Qualunque direzione prenda la sua carriera negli anni a venire, sono pochi gli attori nati a metà degli Anni 90 che possono vantare esordi come quelli di Tye Sheridan. Il ragazzo texano, oggi 17enne, è spuntato dal nulla dopo aver passato le rigide selezioni di The tree of life, in cui è finito a interpretare il ruolo del figlio (minore) di Brad Pitt. Dopo un debutto così altisonante, nei due anni successivi ha interpretato il ruolo di vero protagonista per altri due tra i più acclamati registi del cinema indipendente americano. Il secondo l’abbiamo visto a Venezia, è lo strepitoso Joe di David Gordon Green con Nicolas Cage. Il primo, presentato a Cannes nel 2012 e uscito negli Usa la primavera successiva, è proprio Mud, firmato da Jeff Nichols dopo l’enorme successo di critica di Take shelter. Curiosamente, però, Sheridan non è l’unico elemento in comune tra i due titoli: Joe e Mud sembrano quasi due varianti dello stesso canovaccio (l’amicizia tra un ragazzino, Sheridan appunto, e un “fuorilegge”) e giocano in modo simile con l’immaginario del Sud (il Texas in Joe e l’Arkansas in Mud), dipinto come un paesaggio trascurato, squallido, violento e “sporco”, e finendo per risultare un inaspettato e irripetibile duetto. Il confronto, aiutato da quello più mediatico tra le “star” (due attori in stato di grazia, nonché bisognosi di una redenzione agli occhi della critica) è fin troppo facile, quasi evidente per chi abbia visto i due film, ma rischia di sminuire il valore di entrambi: perché sia Joe che Mud sono i formidabili eredi di un film come Winter’s Bone, affreschi di un’America ai margini e alla ricerca di una salvezza.

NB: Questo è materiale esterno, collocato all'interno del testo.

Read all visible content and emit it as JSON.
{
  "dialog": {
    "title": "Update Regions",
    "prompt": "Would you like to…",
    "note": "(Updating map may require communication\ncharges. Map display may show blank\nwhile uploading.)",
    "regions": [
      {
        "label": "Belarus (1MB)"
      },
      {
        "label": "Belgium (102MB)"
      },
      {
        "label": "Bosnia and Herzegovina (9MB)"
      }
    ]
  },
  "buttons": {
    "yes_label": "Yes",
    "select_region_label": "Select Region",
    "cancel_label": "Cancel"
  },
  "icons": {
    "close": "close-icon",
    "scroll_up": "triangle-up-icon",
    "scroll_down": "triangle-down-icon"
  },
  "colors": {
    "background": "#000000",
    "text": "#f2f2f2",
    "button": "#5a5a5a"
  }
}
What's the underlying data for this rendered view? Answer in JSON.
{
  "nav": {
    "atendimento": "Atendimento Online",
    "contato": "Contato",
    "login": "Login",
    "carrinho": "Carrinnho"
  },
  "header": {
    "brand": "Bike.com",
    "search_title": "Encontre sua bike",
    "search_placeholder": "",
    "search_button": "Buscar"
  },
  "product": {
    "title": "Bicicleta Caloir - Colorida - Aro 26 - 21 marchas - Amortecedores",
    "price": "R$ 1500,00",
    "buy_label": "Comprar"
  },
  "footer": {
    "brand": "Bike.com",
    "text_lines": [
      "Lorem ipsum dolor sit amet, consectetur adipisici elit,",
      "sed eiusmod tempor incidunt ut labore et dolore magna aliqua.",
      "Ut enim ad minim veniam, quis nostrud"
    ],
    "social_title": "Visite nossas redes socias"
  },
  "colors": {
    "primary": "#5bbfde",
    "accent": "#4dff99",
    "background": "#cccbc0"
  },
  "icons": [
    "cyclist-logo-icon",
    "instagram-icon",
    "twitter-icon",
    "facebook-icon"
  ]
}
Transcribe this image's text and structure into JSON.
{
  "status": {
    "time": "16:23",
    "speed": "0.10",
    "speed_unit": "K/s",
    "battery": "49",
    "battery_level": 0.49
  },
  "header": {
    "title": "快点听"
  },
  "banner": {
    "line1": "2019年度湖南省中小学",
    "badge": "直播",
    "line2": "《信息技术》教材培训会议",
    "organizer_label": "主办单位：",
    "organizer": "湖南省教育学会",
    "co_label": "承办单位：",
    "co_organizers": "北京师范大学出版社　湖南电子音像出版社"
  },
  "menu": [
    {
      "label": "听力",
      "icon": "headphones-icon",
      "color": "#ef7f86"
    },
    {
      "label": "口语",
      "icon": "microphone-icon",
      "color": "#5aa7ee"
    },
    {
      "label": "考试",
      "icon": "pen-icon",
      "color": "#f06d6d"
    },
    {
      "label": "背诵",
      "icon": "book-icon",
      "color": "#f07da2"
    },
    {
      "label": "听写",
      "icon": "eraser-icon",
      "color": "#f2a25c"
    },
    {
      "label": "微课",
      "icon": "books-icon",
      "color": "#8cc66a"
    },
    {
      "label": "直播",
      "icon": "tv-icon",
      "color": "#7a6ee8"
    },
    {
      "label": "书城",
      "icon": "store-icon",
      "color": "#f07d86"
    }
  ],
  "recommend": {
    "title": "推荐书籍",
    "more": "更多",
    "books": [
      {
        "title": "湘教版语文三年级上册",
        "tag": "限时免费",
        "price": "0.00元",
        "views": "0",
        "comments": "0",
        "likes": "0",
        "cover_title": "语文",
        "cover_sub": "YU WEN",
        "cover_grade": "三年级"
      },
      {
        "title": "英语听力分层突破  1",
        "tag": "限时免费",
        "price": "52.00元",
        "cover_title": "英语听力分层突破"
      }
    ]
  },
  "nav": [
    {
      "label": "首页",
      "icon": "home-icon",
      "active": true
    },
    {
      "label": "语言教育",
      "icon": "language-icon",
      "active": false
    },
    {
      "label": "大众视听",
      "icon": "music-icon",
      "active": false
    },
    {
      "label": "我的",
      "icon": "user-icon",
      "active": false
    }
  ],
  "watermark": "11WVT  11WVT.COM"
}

E il film di Nichols, a dire il vero, ha un vantaggio competitivo: è arrivato primo. Dopo essersi addentrato con Take Shelter in un territorio insolito ed eccitante che stava tra la disgregazione psicanalitica e il fantastico-apocalittico, il regista affronta la storia di “Mud”, delinquente romantico auto-esiliatosi su una piccola isola, con un piglio meno oscuro e inquietante e con un andamento decisamente più classico (lasciando anche un po’ di respiro, ma chiamiamola pure speranza, agli spettatori), affidandosi sì all’interpretazione del “solito”, sbalorditivo Matthew McConaughey (andrebbe scritto un trattato a parte su come sia diventato uno dei migliori in circolazione nell’arco di un pugno di film) ma accogliendo il punto di vista del giovane Ellis come unica prospettiva sul mondo e sui personaggi che lo popolano. Questa non è tanto la storia di un criminale che vuole fuggire con la donna che ama (citiamola: è una bravissima Reese Witherspoon) con l’aiuto di un ragazzino, quanto prima di tutto quella di un adolescente abbandonato a metà strada tra l’infanzia e l’età adulta che vede il suo piccolo universo crollare intorno a sé (letteralmente, e qui la metafora “politica” è ancora più marcata) e si aggrappa all’amicizia con un uomo che sostituisce (anche qui, come in Joe) l’assenza marcata di una figura paterna (tema centrale in un film disseminato di padri, figli, patrigni e figliastri) alla ricerca dell’ultimo miraggio della sua innocenza: qualcuno che gli dica la verità. Quella di Sheridan, che è ancora un emergente, non è una prova da poco, ma le scene più struggenti del film sono tutte sue, ed già più che la promessa di un attore. Dopotutto, con quella faccia, non poteva fare altro.
“Mud” non è uscito in sala in Italia e non ha una data d’uscita prevista. Il blu-ray Uk è già disponibile a una decina di sterline.